10. What is a temporary table and when will a temporary table be deleted? You can manually DROP a TEMPORARY TABLE: DROP TEMPORARY TABLE IF EXISTS temp_tb; Temporary tables are only visible in the current connection. When a connection is closed, MySQL automatically drops the table and frees all space. Therefore, you can create temporary tables with the same name in different joins and manipulate temporary tables belonging to this join. The syntax for creating a TEMPORARY table is similar to that for creating a table except that you add the keyword TEMPORARY, for example: CREATE TEMPORARY TABLE tmp_table ( NAME VARCHAR (10) NOT NULL, time date NOT NULL ); select * from tmp_table;

11. Describe the difference between non-relational database and relational database.
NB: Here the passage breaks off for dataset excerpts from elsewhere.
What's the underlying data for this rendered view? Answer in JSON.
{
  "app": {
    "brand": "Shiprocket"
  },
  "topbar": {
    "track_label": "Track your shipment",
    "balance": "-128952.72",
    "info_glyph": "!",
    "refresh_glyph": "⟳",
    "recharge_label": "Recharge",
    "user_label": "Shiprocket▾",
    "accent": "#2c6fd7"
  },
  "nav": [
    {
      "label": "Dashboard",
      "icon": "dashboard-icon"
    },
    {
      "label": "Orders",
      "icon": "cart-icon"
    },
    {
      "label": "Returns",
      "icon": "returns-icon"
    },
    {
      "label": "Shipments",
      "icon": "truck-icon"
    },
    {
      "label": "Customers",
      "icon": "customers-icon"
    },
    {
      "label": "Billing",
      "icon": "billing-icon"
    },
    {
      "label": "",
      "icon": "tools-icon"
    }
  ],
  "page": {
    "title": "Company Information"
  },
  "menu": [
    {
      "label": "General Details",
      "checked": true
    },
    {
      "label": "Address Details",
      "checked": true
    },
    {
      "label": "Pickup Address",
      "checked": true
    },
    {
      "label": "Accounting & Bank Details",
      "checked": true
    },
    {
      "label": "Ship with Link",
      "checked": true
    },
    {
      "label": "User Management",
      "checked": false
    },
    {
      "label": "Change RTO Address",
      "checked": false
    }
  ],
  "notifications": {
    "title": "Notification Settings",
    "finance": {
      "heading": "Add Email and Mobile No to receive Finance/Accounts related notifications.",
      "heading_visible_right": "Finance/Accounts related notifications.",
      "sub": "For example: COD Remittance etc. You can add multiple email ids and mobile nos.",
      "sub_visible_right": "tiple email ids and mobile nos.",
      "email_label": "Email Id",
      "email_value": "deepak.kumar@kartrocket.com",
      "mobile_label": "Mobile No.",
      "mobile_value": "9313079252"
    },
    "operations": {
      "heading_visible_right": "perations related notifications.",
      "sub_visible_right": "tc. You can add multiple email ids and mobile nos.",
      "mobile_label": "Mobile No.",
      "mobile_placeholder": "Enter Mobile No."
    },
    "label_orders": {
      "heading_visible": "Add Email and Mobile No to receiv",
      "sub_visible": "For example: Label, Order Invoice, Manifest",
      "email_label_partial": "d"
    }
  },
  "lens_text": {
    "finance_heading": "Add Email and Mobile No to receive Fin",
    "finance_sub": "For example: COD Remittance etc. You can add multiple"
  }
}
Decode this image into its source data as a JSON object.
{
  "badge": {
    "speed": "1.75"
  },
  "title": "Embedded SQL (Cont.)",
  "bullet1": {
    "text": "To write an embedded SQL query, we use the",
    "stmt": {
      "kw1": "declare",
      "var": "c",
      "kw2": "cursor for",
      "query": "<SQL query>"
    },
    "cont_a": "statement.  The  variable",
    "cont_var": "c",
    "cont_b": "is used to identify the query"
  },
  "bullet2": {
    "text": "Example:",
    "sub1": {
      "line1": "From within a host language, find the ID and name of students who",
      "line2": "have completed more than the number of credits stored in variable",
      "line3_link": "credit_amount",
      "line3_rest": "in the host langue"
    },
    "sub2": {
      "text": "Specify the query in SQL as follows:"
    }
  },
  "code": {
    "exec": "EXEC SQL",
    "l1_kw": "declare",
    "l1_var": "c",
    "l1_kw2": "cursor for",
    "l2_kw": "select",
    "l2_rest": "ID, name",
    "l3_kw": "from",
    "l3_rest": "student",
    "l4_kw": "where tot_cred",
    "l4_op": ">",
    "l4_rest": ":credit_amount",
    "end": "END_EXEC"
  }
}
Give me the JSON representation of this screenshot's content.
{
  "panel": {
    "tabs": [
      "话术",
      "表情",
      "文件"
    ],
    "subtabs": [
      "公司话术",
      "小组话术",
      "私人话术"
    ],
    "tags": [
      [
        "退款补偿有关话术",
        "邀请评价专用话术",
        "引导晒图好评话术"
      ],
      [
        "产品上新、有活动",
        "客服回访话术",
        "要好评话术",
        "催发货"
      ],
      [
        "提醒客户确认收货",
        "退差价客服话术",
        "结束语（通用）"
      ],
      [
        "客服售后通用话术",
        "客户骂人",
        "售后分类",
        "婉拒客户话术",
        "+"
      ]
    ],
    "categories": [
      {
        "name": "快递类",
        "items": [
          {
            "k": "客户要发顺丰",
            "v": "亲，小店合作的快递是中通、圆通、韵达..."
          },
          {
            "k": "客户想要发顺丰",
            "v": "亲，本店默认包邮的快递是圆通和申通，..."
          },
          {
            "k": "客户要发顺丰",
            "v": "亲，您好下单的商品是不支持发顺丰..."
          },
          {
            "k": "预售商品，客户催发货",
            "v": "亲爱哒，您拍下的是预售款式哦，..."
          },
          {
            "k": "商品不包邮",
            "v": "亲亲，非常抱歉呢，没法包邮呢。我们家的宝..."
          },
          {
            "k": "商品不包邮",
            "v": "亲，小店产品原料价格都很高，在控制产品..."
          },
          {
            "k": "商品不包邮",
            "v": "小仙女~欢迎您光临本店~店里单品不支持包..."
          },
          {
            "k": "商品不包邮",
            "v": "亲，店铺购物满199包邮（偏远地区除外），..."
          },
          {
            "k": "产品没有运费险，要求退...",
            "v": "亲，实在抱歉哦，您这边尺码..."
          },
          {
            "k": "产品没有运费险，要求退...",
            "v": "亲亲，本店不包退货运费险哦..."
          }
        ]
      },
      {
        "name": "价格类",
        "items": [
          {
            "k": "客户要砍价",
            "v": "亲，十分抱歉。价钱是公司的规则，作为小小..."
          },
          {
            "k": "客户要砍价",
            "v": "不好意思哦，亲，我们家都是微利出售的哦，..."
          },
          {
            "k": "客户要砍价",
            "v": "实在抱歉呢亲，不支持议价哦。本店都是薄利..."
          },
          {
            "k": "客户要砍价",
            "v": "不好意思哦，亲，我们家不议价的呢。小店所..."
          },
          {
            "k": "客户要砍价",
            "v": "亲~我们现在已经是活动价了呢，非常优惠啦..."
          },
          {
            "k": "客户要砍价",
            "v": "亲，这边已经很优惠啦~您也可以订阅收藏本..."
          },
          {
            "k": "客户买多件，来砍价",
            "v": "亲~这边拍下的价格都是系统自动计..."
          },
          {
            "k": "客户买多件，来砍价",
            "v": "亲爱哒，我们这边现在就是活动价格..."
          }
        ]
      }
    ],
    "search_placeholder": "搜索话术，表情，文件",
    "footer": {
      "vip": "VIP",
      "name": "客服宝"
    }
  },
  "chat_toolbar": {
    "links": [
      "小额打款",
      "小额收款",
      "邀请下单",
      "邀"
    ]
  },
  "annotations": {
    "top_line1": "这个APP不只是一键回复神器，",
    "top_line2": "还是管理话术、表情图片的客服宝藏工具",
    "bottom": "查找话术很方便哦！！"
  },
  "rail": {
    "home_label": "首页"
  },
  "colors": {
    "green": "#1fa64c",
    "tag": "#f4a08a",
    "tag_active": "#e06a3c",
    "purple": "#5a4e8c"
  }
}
Advantages of non-relational databases: Performance: NOSQL is based on key-value pairs, which can be imagined as the correspondence between primary keys and values in a table, and does not need to be parsed by the SQL layer, so performance is very high. Scalability: Also because there is no coupling between data based on key-value pairs, it is very easy to scale horizontally. Relational database advantages: Complex queries: You can easily use SQL statements to do very complex data queries from one table or multiple tables. Transaction support: Enables high security data access requirements. Others: 1. For these two kinds of databases, the strength of the other party is its weakness, and vice versa. 2.NOSQL databases gradually begin to have some complex query functions of SQL databases, such as MongoDB. 3. Support for transactions can also be implemented with some system-level atomic operations such as optimistic locks to curve the country, such as Redis set NX.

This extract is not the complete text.